On 1 May 2017, the new regulation on Europol will enter into force. The compromise agreed on in the framework of the trilogue procedure lays down new more detailed provisions on oversight of the activities of Europol by the European Parliament.
Article 88 (2), sentence 3 of the Treaty on the Functioning of the European Union provides for the national Parliaments to be more closely involved with this scrutiny. Article 51 of the regulation mentions the establishment of a Joint Parliamentary Scrutiny Group (JPSG). The European Parliament had lobbied hard during the trilogue procedure to achieve this. The Group is to consist of Members of the European Parliament and the national Parliaments. Yet it is unclear how this will work in practice.

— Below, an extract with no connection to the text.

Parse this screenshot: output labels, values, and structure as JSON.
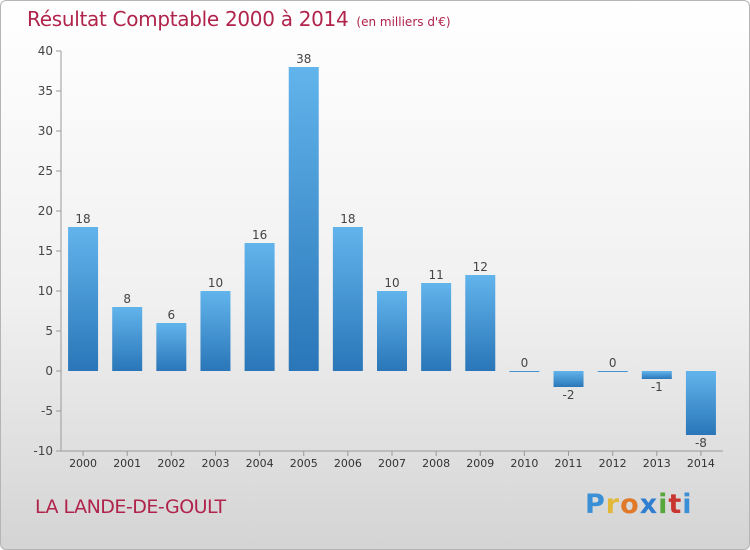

The JPSG will be set up by the national Parliaments together with the Civil Liberties, Justice and Home Affairs (LIBE) Committee of the European Parliament. A working group is to be established made up of the conference of speakers of the future council presidencies (Luxembourg, Slovakia and the UK). The group is to formulate a proposal which will be deliberated on in the LIBE committee by this autumn if possible. The responsible committees from the national Parliaments (in Germany, the Committee on Internal Affairs as the lead committee, together with the Committee on Legal Affairs and Consumer Protection) will then have an opportunity to comment on the draft. A final version is planned for mid-December. This final draft is then to be deliberated on further and subsequently adopted by the Conference of Speakers.
Yet the new opportunities for parliamentary oversight and access to information provided for by the regulation are likely to remain superficial. The explicit intention is not to scrutinise Europol’s day-to-day work. The idea is merely to “politically monitor Europol’s activities”. This includes examining their impacts on “the fundamental rights and freedoms of natural persons”. If the members of parliament do indeed identify problems, they may draw up “summary conclusions” and submit them to the Parliaments.
Europol will also not be faced with any significant interference in the administration and organisation of its work. The JPSG will be able to participate in meetings of the Management Board, but only at the invitation of the latter. The Members of Parliament from the EU Member States and the European Parliament then have to take a back seat as non-voting observers. The degree of influence in selecting the Executive Director is equally insignificant. Before appointment, the candidate selected by the Council may be invited to appear before the LIBE committee. Yet the decision on this invitation lies with the Council and the Members of Parliament are also only entitled to give a non-binding opinion.
In practice, these new opportunities to exercise scrutiny are thus a blunt sword. Neither does the JPSG have any wider rights to gain information. Europol is supposed to transmit “relevant documents” including “threat assessments, strategic analyses and general situation reports”, as well as the results of studies and evaluations commissioned by Europol. However, this only applies to non-classified documents and thus continues a previous practice denying MEPs access to important information. The European Parliament does not have access to Council documents classified as LIMITE or RESTREINT, which contain important information on Europol’s activities. The parliamentarians in Brussels are thus reduced to downloading these papers from the website of the civil rights organisation Statewatch.
It would have been much more important to ensure more intense scrutiny of Europol’s operative work (which is increasingly becoming a law unto itself). This would apply, for example, to computer-assisted investigative techniques, which cannot be monitored by the national Parliaments. One example of this the fact that, although the German Federal Criminal Police Office helps Europol in procuring software for big data analysis, the Federal Ministry of the Interior refuses to provide any information on the functions of this software, since the national governments have no obligation to scrutinise the work of Europol. When MEPs ask the European Commission – which is responsible in this context – for details, these enquiries are often answered after expiry of the three-month deadline and even then they are answered extremely succinctly. The right of MEPs to information has now been reduced to three questions per topic (and four questions per month).
It was thus not possible, for instance, to oversee the work of the new Internet Referral Unit at Europol, which was decided on in April 2015 and set up last July. By the time the Commission finally reacted to an enquiry about the Internet Referral Unit, it had already turned to other tasks, meaning that the answer was out of date.